Loosely adapted from Bon Appetit
2 cups heavy cream
6 ounces semi-sweet chocolate, chopped
1/4 cup sugar
6 egg yolks
1 teaspoon vanilla.
Preheat oven to 300º. Place 6 6-ounce ramekins in large baking dish.
Add cream to a saucepan and bring to a simmer. Remove from heat and add chocolate. Stir till chocolate is melted.
Whisk eggs and sugar in a large bowl, till thick and pale. Drizzle a bit of the hot chocolate mixture into eggs to temper, whisking constantly. Continue slowly adding hot liquid while whisking till all liquid is incorporated. Avoid incorporating air into mixture if possible. If you find you have some small, unmelted particles of chocolate at the bottom of the saucepan, gently heat till melted and add to bowl.
Place a fine mesh sieve over a large measuring cup. Strain custard. Pour custard into the ramekins, then pour enough hot water into pan to reach halfway up ramekins. Cover pan with foil and poke a few wholes in foil to allow steam to escape. Bake 25-30 minutes or till outer inch of custard is set. Cool to room temperature, then cover and refrigerate till serving time. Serve with a dollop of white chocolate whipped cream and garnish with berries.

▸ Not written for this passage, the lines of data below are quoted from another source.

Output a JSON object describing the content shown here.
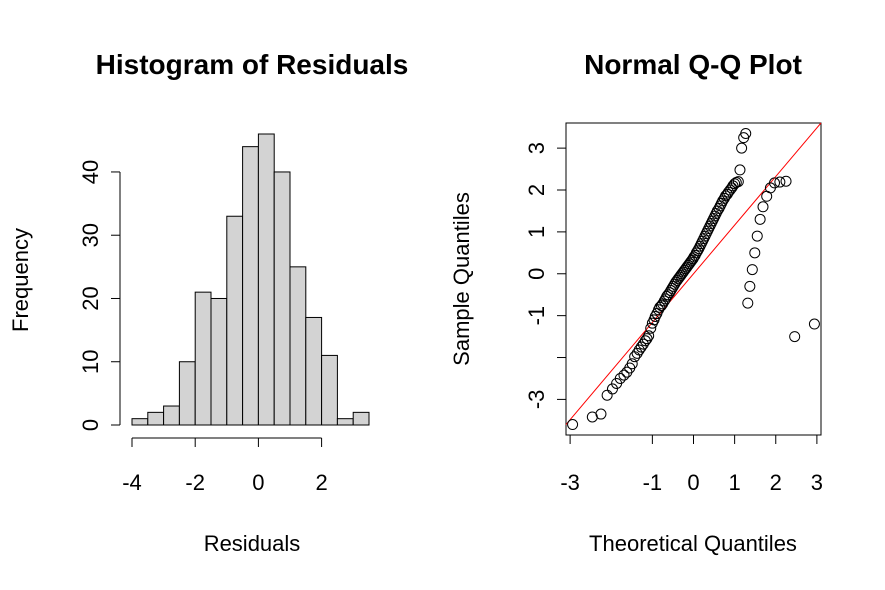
{
  "chart_data": [
    {
      "type": "bar",
      "title": "Histogram of Residuals",
      "xlabel": "Residuals",
      "ylabel": "Frequency",
      "bin_edges": [
        -4.0,
        -3.5,
        -3.0,
        -2.5,
        -2.0,
        -1.5,
        -1.0,
        -0.5,
        0.0,
        0.5,
        1.0,
        1.5,
        2.0,
        2.5,
        3.0,
        3.5
      ],
      "values": [
        1,
        2,
        3,
        10,
        21,
        20,
        33,
        44,
        46,
        40,
        25,
        17,
        11,
        1,
        2
      ],
      "xlim": [
        -4,
        3.5
      ],
      "ylim": [
        0,
        46
      ],
      "xticks": [
        -4,
        -2,
        0,
        2
      ],
      "xtick_labels": [
        "-4",
        "-2",
        "0",
        "2"
      ],
      "yticks": [
        0,
        10,
        20,
        30,
        40
      ],
      "ytick_labels": [
        "0",
        "10",
        "20",
        "30",
        "40"
      ],
      "bar_color": "#d3d3d3",
      "grid": false
    },
    {
      "type": "scatter",
      "title": "Normal Q-Q Plot",
      "xlabel": "Theoretical Quantiles",
      "ylabel": "Sample Quantiles",
      "xlim": [
        -3.1,
        3.1
      ],
      "ylim": [
        -3.85,
        3.6
      ],
      "xticks": [
        -3,
        -1,
        0,
        1,
        2,
        3
      ],
      "xtick_labels": [
        "-3",
        "-1",
        "0",
        "1",
        "2",
        "3"
      ],
      "yticks": [
        -3,
        -2,
        -1,
        0,
        1,
        2,
        3
      ],
      "ytick_labels": [
        "-3",
        "",
        "-1",
        "0",
        "1",
        "2",
        "3"
      ],
      "reference_line": {
        "x": [
          -3.1,
          3.1
        ],
        "y": [
          -3.6,
          3.6
        ],
        "color": "#ff0000"
      },
      "point_style": "open-circle",
      "grid": false,
      "x": [
        -2.94,
        -2.46,
        -2.25,
        -2.1,
        -1.97,
        -1.87,
        -1.78,
        -1.69,
        -1.62,
        -1.55,
        -1.49,
        -1.43,
        -1.37,
        -1.32,
        -1.27,
        -1.22,
        -1.17,
        -1.13,
        -1.09,
        -1.04,
        -1.0,
        -0.96,
        -0.93,
        -0.89,
        -0.85,
        -0.82,
        -0.78,
        -0.75,
        -0.71,
        -0.68,
        -0.65,
        -0.62,
        -0.58,
        -0.55,
        -0.52,
        -0.49,
        -0.46,
        -0.43,
        -0.4,
        -0.37,
        -0.34,
        -0.31,
        -0.28,
        -0.25,
        -0.22,
        -0.19,
        -0.16,
        -0.13,
        -0.1,
        -0.07,
        -0.04,
        -0.01,
        0.01,
        0.04,
        0.07,
        0.1,
        0.13,
        0.16,
        0.19,
        0.22,
        0.25,
        0.28,
        0.31,
        0.34,
        0.37,
        0.4,
        0.43,
        0.46,
        0.49,
        0.52,
        0.55,
        0.58,
        0.62,
        0.65,
        0.68,
        0.71,
        0.75,
        0.78,
        0.82,
        0.85,
        0.89,
        0.93,
        0.96,
        1.0,
        1.04,
        1.09,
        1.13,
        1.17,
        1.22,
        1.27,
        1.32,
        1.37,
        1.43,
        1.49,
        1.55,
        1.62,
        1.69,
        1.78,
        1.87,
        1.97,
        2.1,
        2.25,
        2.46,
        2.94
      ],
      "y": [
        -3.6,
        -3.42,
        -3.35,
        -2.9,
        -2.75,
        -2.62,
        -2.5,
        -2.42,
        -2.35,
        -2.25,
        -2.15,
        -1.98,
        -1.9,
        -1.82,
        -1.75,
        -1.68,
        -1.6,
        -1.55,
        -1.48,
        -1.3,
        -1.18,
        -1.1,
        -1.02,
        -0.95,
        -0.86,
        -0.8,
        -0.76,
        -0.72,
        -0.65,
        -0.6,
        -0.54,
        -0.5,
        -0.45,
        -0.4,
        -0.35,
        -0.3,
        -0.25,
        -0.2,
        -0.16,
        -0.12,
        -0.08,
        -0.04,
        0.0,
        0.04,
        0.08,
        0.12,
        0.16,
        0.2,
        0.24,
        0.28,
        0.32,
        0.36,
        0.4,
        0.44,
        0.5,
        0.55,
        0.6,
        0.66,
        0.72,
        0.78,
        0.84,
        0.9,
        0.96,
        1.02,
        1.08,
        1.14,
        1.2,
        1.26,
        1.32,
        1.38,
        1.44,
        1.5,
        1.56,
        1.62,
        1.68,
        1.74,
        1.8,
        1.86,
        1.9,
        1.95,
        2.0,
        2.05,
        2.1,
        2.15,
        2.18,
        2.2,
        2.48,
        3.0,
        3.25,
        3.35,
        -0.7,
        -0.3,
        0.1,
        0.5,
        0.9,
        1.3,
        1.6,
        1.85,
        2.05,
        2.17,
        2.19,
        2.21,
        -1.5,
        -1.2
      ]
    }
  ]
}
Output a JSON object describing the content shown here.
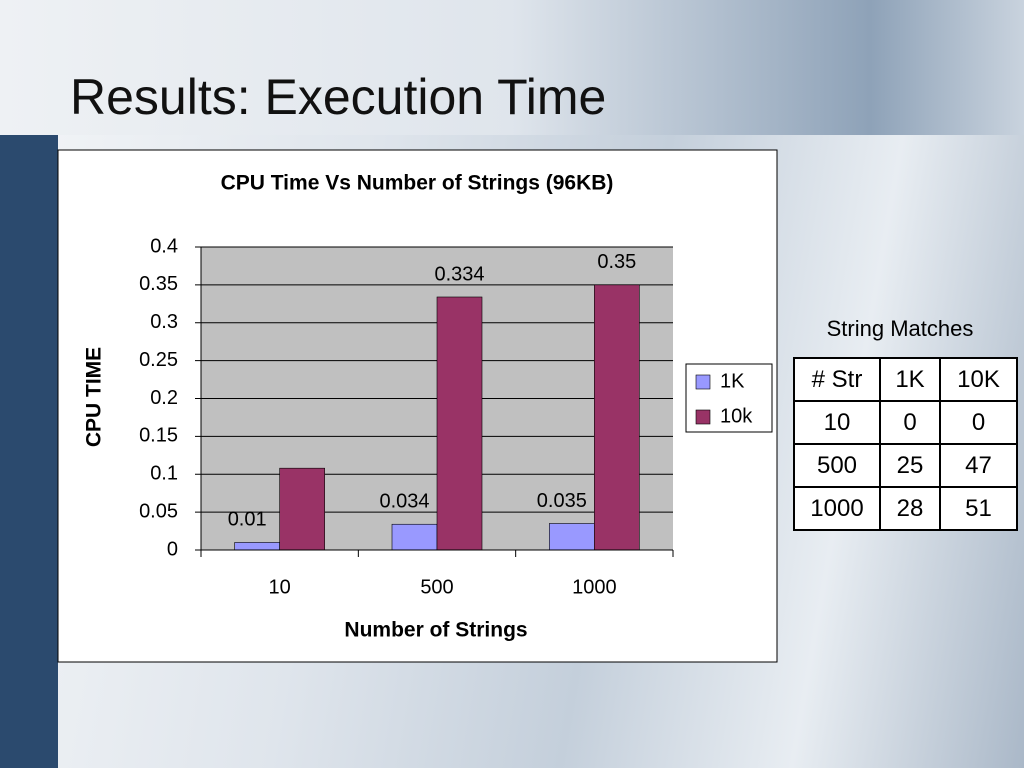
{
  "title": "Results: Execution Time",
  "chart_data": {
    "type": "bar",
    "title": "CPU Time Vs Number of Strings (96KB)",
    "x_label": "Number of Strings",
    "y_label": "CPU TIME",
    "categories": [
      "10",
      "500",
      "1000"
    ],
    "series": [
      {
        "name": "1K",
        "color": "#9999ff",
        "values": [
          0.01,
          0.034,
          0.035
        ],
        "show_labels": [
          true,
          true,
          true
        ]
      },
      {
        "name": "10k",
        "color": "#993366",
        "values": [
          0.108,
          0.334,
          0.35
        ],
        "show_labels": [
          false,
          true,
          true
        ]
      }
    ],
    "ylim": [
      0,
      0.4
    ],
    "yticks": [
      0,
      0.05,
      0.1,
      0.15,
      0.2,
      0.25,
      0.3,
      0.35,
      0.4
    ],
    "grid": true,
    "legend": "right"
  },
  "table": {
    "caption": "String Matches",
    "header": [
      "# Str",
      "1K",
      "10K"
    ],
    "rows": [
      [
        10,
        0,
        0
      ],
      [
        500,
        25,
        47
      ],
      [
        1000,
        28,
        51
      ]
    ]
  }
}
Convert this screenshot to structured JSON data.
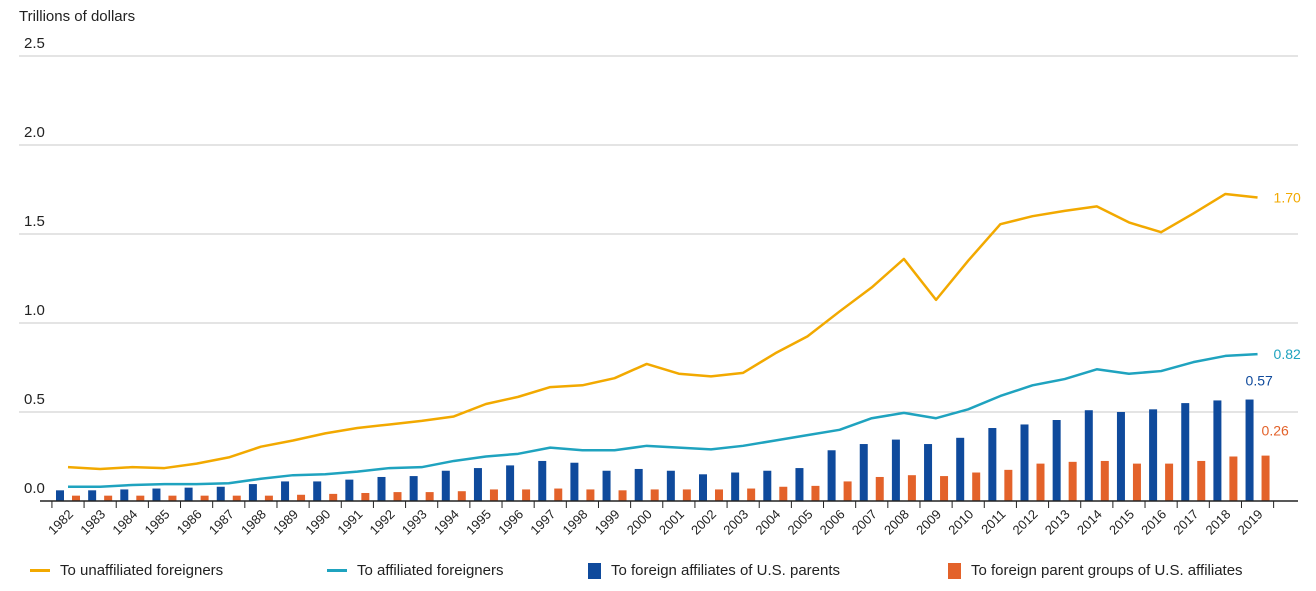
{
  "chart_data": {
    "type": "bar",
    "ylabel": "Trillions of dollars",
    "ylim": [
      0,
      2.5
    ],
    "y_ticks": [
      "0.0",
      "0.5",
      "1.0",
      "1.5",
      "2.0",
      "2.5"
    ],
    "grid": true,
    "legend_position": "bottom",
    "categories": [
      "1982",
      "1983",
      "1984",
      "1985",
      "1986",
      "1987",
      "1988",
      "1989",
      "1990",
      "1991",
      "1992",
      "1993",
      "1994",
      "1995",
      "1996",
      "1997",
      "1998",
      "1999",
      "2000",
      "2001",
      "2002",
      "2003",
      "2004",
      "2005",
      "2006",
      "2007",
      "2008",
      "2009",
      "2010",
      "2011",
      "2012",
      "2013",
      "2014",
      "2015",
      "2016",
      "2017",
      "2018",
      "2019"
    ],
    "series": [
      {
        "name": "To unaffiliated foreigners",
        "kind": "line",
        "color": "#f2a900",
        "end_label": "1.70",
        "values": [
          0.19,
          0.18,
          0.19,
          0.185,
          0.21,
          0.245,
          0.305,
          0.34,
          0.38,
          0.41,
          0.43,
          0.45,
          0.475,
          0.545,
          0.585,
          0.64,
          0.65,
          0.69,
          0.77,
          0.715,
          0.7,
          0.72,
          0.83,
          0.925,
          1.065,
          1.2,
          1.36,
          1.13,
          1.35,
          1.555,
          1.6,
          1.63,
          1.655,
          1.565,
          1.51,
          1.615,
          1.725,
          1.705
        ]
      },
      {
        "name": "To affiliated foreigners",
        "kind": "line",
        "color": "#1fa3bf",
        "end_label": "0.82",
        "values": [
          0.08,
          0.08,
          0.09,
          0.095,
          0.095,
          0.1,
          0.125,
          0.145,
          0.15,
          0.165,
          0.185,
          0.19,
          0.225,
          0.25,
          0.265,
          0.3,
          0.285,
          0.285,
          0.31,
          0.3,
          0.29,
          0.31,
          0.34,
          0.37,
          0.4,
          0.465,
          0.495,
          0.465,
          0.515,
          0.59,
          0.65,
          0.685,
          0.74,
          0.715,
          0.73,
          0.78,
          0.815,
          0.825
        ]
      },
      {
        "name": "To foreign affiliates of U.S. parents",
        "kind": "bar",
        "color": "#0f4a9c",
        "end_label": "0.57",
        "values": [
          0.06,
          0.06,
          0.065,
          0.07,
          0.075,
          0.08,
          0.095,
          0.11,
          0.11,
          0.12,
          0.135,
          0.14,
          0.17,
          0.185,
          0.2,
          0.225,
          0.215,
          0.17,
          0.18,
          0.17,
          0.15,
          0.16,
          0.17,
          0.185,
          0.285,
          0.32,
          0.345,
          0.32,
          0.355,
          0.41,
          0.43,
          0.455,
          0.51,
          0.5,
          0.515,
          0.55,
          0.565,
          0.57
        ]
      },
      {
        "name": "To foreign parent groups of U.S. affiliates",
        "kind": "bar",
        "color": "#e3622a",
        "end_label": "0.26",
        "values": [
          0.03,
          0.03,
          0.03,
          0.03,
          0.03,
          0.03,
          0.03,
          0.035,
          0.04,
          0.045,
          0.05,
          0.05,
          0.055,
          0.065,
          0.065,
          0.07,
          0.065,
          0.06,
          0.065,
          0.065,
          0.065,
          0.07,
          0.08,
          0.085,
          0.11,
          0.135,
          0.145,
          0.14,
          0.16,
          0.175,
          0.21,
          0.22,
          0.225,
          0.21,
          0.21,
          0.225,
          0.25,
          0.255
        ]
      }
    ]
  }
}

White Chocolate Whipped Cream...adapted from Bon Appetit
2 ounces good quality white chocolate, chopped
2 tablespoons plus 1/2 cup whipping cream
Combine chocolate and the 2 tablespoons whipped cream in small microwave safe bowl. Gently microwave stopping and stirring frequently, till chocolate is melted and smooth. Cool 10 minutes. Whip the remaining cream to soft peaks. Whisk in white chocolate. Cover and refrigerate.